«Dès le départ, j'avais de sérieux doutes sur mes chances de participer au Pro Tour, mais j'avais quand même espoir. Graduellement, j'ai réalisé la gravité de mes blessures ainsi que le temps de récupération qui serait long. C'est en parlant aux médecins que j'ai pris la décision d'oublier le reste de la saison», a confié l'athlète de 26 ans, qui s'est fracturé mâchoire et dents lors d'une chute au critérium des Championnats canadiens sur route, le 26 juin.
Une décision qui n'a pas nécessairement été facile à prendre pour Keven Lacombe, qui croyait en ses chances de faire encore mieux que l'an dernier. En 2010, il avait obtenu le meilleur résultat québécois, avec une 24e place.
«L'an dernier, malgré des problèmes de santé (mononucléose), j'avais réussi à bien revenir pour la fin de la saison. Cette saison, j'aurais été beaucoup plus performant. Toute la saison avait été pensée en fonction de Québec, parce que je croyais aux chances de SpiderTech de remporter cette course. Alors c'est certain que je suis déçu. L'an dernier, il manquait seulement un kilomètre pour me rendre au sprint. Cette année, j'étais en bien meilleure forme», a-t-il indiqué.
Retour à l'entraînement
Côté réadaptation, donc, le pire est passé pour l'Amossois. «Je suis en processus de guérison. Il me reste encore des interventions à subir pour réparer mes dents, mais cela devrait être mineur par rapport à ce que j'ai subi pour les fractures», a-t-il précisé.
D'ailleurs, il a repris l'entraînement au cours des dernières semaines. Au moment de notre entretien, la semaine dernière, il avait déjà effectué trois sorties. «Il est certain que la forme n'est pas à son meilleur, mais ça reviendra vite, je ne suis pas inquiet», a-t-il assuré.
«Quelques fois, il arrive qu'on repousse la limite trop loin et que des accidents arrivent. Mais c'est cette attitude qui m'a permis de performer au niveau international, alors je ne regrette rien» - Keven Lacombe
Et s'il a fait une croix sur le restant de sa saison de vélo, Keven Lacombe n'écarte pour autant la possibilité de faire quelques courses automnales. «Si jamais la forme va bien, j'aimerais bien en faire quelques-unes pour revenir à un niveau compétitif dès que possible», a souligné Keven Lacombe.

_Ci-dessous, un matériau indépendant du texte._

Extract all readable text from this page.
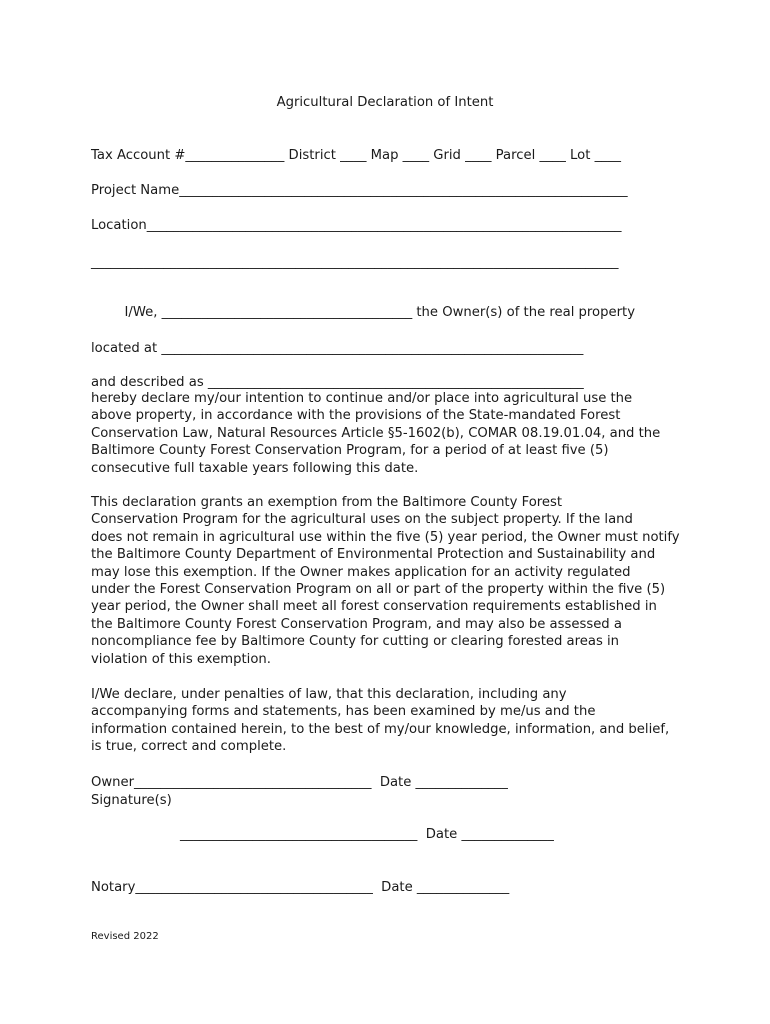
Agricultural Declaration of Intent
Tax Account #_______________ District ____ Map ____ Grid ____ Parcel ____ Lot ____
Project Name____________________________________________________________________
Location________________________________________________________________________
________________________________________________________________________________
I/We, ______________________________________ the Owner(s) of the real property
located at ________________________________________________________________
and described as _________________________________________________________
hereby declare my/our intention to continue and/or place into agricultural use the
above property, in accordance with the provisions of the State-mandated Forest
Conservation Law, Natural Resources Article §5-1602(b), COMAR 08.19.01.04, and the
Baltimore County Forest Conservation Program, for a period of at least five (5)
consecutive full taxable years following this date.
This declaration grants an exemption from the Baltimore County Forest
Conservation Program for the agricultural uses on the subject property. If the land
does not remain in agricultural use within the five (5) year period, the Owner must notify
the Baltimore County Department of Environmental Protection and Sustainability and
may lose this exemption. If the Owner makes application for an activity regulated
under the Forest Conservation Program on all or part of the property within the five (5)
year period, the Owner shall meet all forest conservation requirements established in
the Baltimore County Forest Conservation Program, and may also be assessed a
noncompliance fee by Baltimore County for cutting or clearing forested areas in
violation of this exemption.
I/We declare, under penalties of law, that this declaration, including any
accompanying forms and statements, has been examined by me/us and the
information contained herein, to the best of my/our knowledge, information, and belief,
is true, correct and complete.
Owner____________________________________  Date ______________
Signature(s)
____________________________________  Date ______________
Notary____________________________________  Date ______________
Revised 2022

Affecté mentalement, mais…
Assez difficile de conclure cette entrevue sans aborder la question qui tue. Croit-il que cet accident aura des incidences sur son approche de la course, sur sa façon de négocier les virages en peloton? La réponse est assez éloquente.
«Après une chute pareille, il est impossible que ça ne m'affecte pas mentalement, a-t-il admis. Mais comme ce n'est pas la première fois que ça m'arrive, je sais qu'après quelques courses ce sera oublié. Quand la victoire est à portée de main, le désir de gagner devient si grand que l'adrénaline d'une fin de course fait tout oublier et on se concentre sur une chose: gagner. Et en vélo, pour gagner, il faut prendre certains risques. Souvent, c'est serré, mais il n'y a pas de chute. Quelques fois, il arrive qu'on repousse la limite trop loin et que des accidents arrivent. Mais c'est cette attitude qui m'a permis de performer au niveau international, alors je ne regrette rien. Quand je cours, c'est avec la 1re place en tête, alors je donne tout!»